A capacidade de reprodução da espécie muitas vezes é inversamente proporcional a capacidade do ser humano de criar seus rebentos. Nem toda mulher fisicamente saudável resulta numa mãe emocionalmente estável. O diretor Claude Miller traduz em Betty Fisher e Outras Histórias esta complicada relação entre mãe e filha.

A abertura do filme é um flashback que apresenta ao espectador o ataque, com uma tesoura, sofrido por Betty (Sandrine Kiberlain), ainda menina, por sua perturbada mãe, Margot (Nicole Garcia). A partir daí, Miller constrói o filme com pequenas histórias dos inúmeros personagens que se interligam à vida de Betty, numa narrativa, mais amarga, que lembra Short Cuts - Cenas da Vida (1993), de Robert Altman.

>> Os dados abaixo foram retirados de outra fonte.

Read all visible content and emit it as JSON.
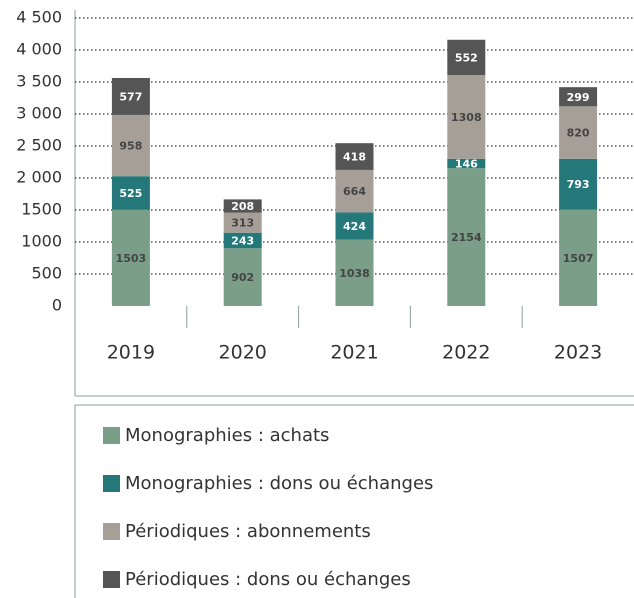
{
  "chart_data": {
    "type": "bar",
    "stacked": true,
    "categories": [
      "2019",
      "2020",
      "2021",
      "2022",
      "2023"
    ],
    "series": [
      {
        "name": "Monographies : achats",
        "color": "#7a9e87",
        "values": [
          1503,
          902,
          1038,
          2154,
          1507
        ]
      },
      {
        "name": "Monographies : dons ou échanges",
        "color": "#24787a",
        "values": [
          525,
          243,
          424,
          146,
          793
        ]
      },
      {
        "name": "Périodiques : abonnements",
        "color": "#a69f98",
        "values": [
          958,
          313,
          664,
          1308,
          820
        ]
      },
      {
        "name": "Périodiques : dons ou échanges",
        "color": "#555555",
        "values": [
          577,
          208,
          418,
          552,
          299
        ]
      }
    ],
    "ylim": [
      0,
      4500
    ],
    "yticks": [
      0,
      500,
      {
        "value": 1000,
        "label": "1000"
      },
      {
        "value": 1500,
        "label": "1500"
      },
      {
        "value": 2000,
        "label": "2 000"
      },
      {
        "value": 2500,
        "label": "2 500"
      },
      {
        "value": 3000,
        "label": "3 000"
      },
      {
        "value": 3500,
        "label": "3 500"
      },
      {
        "value": 4000,
        "label": "4 000"
      },
      {
        "value": 4500,
        "label": "4 500"
      }
    ],
    "grid": true,
    "legend": "bottom"
  }
}
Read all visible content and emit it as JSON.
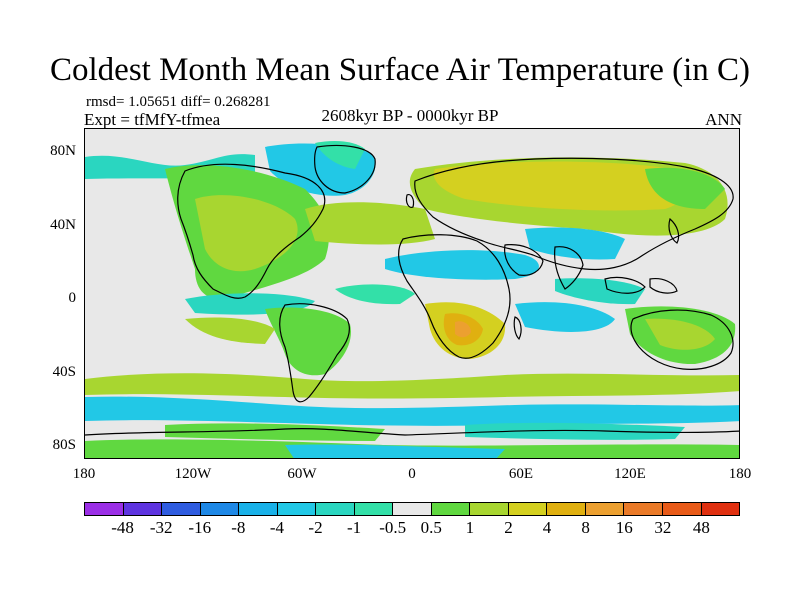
{
  "header": {
    "title": "Coldest Month Mean Surface Air Temperature (in C)",
    "stats": "rmsd= 1.05651 diff= 0.268281",
    "experiment": "Expt = tfMfY-tfmea",
    "period": "2608kyr BP - 0000kyr BP",
    "season": "ANN"
  },
  "map": {
    "projection": "cylindrical equidistant",
    "x_tick_labels": [
      "180",
      "120W",
      "60W",
      "0",
      "60E",
      "120E",
      "180"
    ],
    "y_tick_labels": [
      "80N",
      "40N",
      "0",
      "40S",
      "80S"
    ],
    "background_color": "#e8e8e8"
  },
  "colorbar": {
    "labels": [
      "-48",
      "-32",
      "-16",
      "-8",
      "-4",
      "-2",
      "-1",
      "-0.5",
      "0.5",
      "1",
      "2",
      "4",
      "8",
      "16",
      "32",
      "48"
    ],
    "colors": [
      "#9b2fe6",
      "#5e34e0",
      "#2f5ce0",
      "#1e88e6",
      "#19b1e8",
      "#22c8e6",
      "#2ad6c0",
      "#33e0a8",
      "#e8e8e8",
      "#60d840",
      "#a8d630",
      "#d4d020",
      "#e0b010",
      "#eca030",
      "#ea7a28",
      "#e85a18",
      "#e03010"
    ]
  }
}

Anos depois, divorciada e com um filho pequeno, Betty torna-se uma escritora de sucesso. Acaba de retornar a Paris e recebe a mãe, que vem à cidade para fazer seus exames rotineiros de saúde. Apesar das tentativas de manter um relacionamento comum com ela, Betty sente-se pouco à vontade com Margot, que critica sua maneira de criar o pequeno Joseph.

Durante este período, o menino sofre um acidente e acaba morrendo. Betty entra numa profunda depressão e Margot, perdida em suas confusões mentais, resolve ajudar a filha. Não poderia ser nada pior. Com seu entendimento distorcido do mundo e das relações interpessoais, a mulher simplesmente seqüestra um menino, da mesma idade do neto, para compensar a perda da filha.

Sem conseguir lidar com a loucura da mãe, Betty vai se envolvendo cada vez mais com aquele menino frágil. O caso ganha proporções gigantescas e torna-se o principal assunto dos programas sensacionalistas de televisão. Quando seu ex-marido volta para tentar uma reconciliação, Betty decide que está na hora de deixar todas as confusões para trás.

Sem jamais perder o ritmo, Claude Miller vai intercalando a história de cada personagem envolvido na história. A mãe do menino seqüestrado, Carole (Mathilde Seigner), garçonete de um botequim, onde se reúnem os mais variados marginais. Seu namorado africano, a quem traí constantemente. O suposto pai do filho de Carole, que vive de golpes em viúvas ricas. O dono de hotel que enriqueceu vendendo passaportes falsos.

O diretor consegue tratar de temas complexos como relações interraciais, perdas pessoais, egos descontrolados e preconceitos sociais, de uma maneira delicada e, muitas vezes, com algum humor, sem jamais cair na pieguice. Uma intrigante história sobre instinto maternal num filme adulto que nunca menospreza a inteligência da platéia.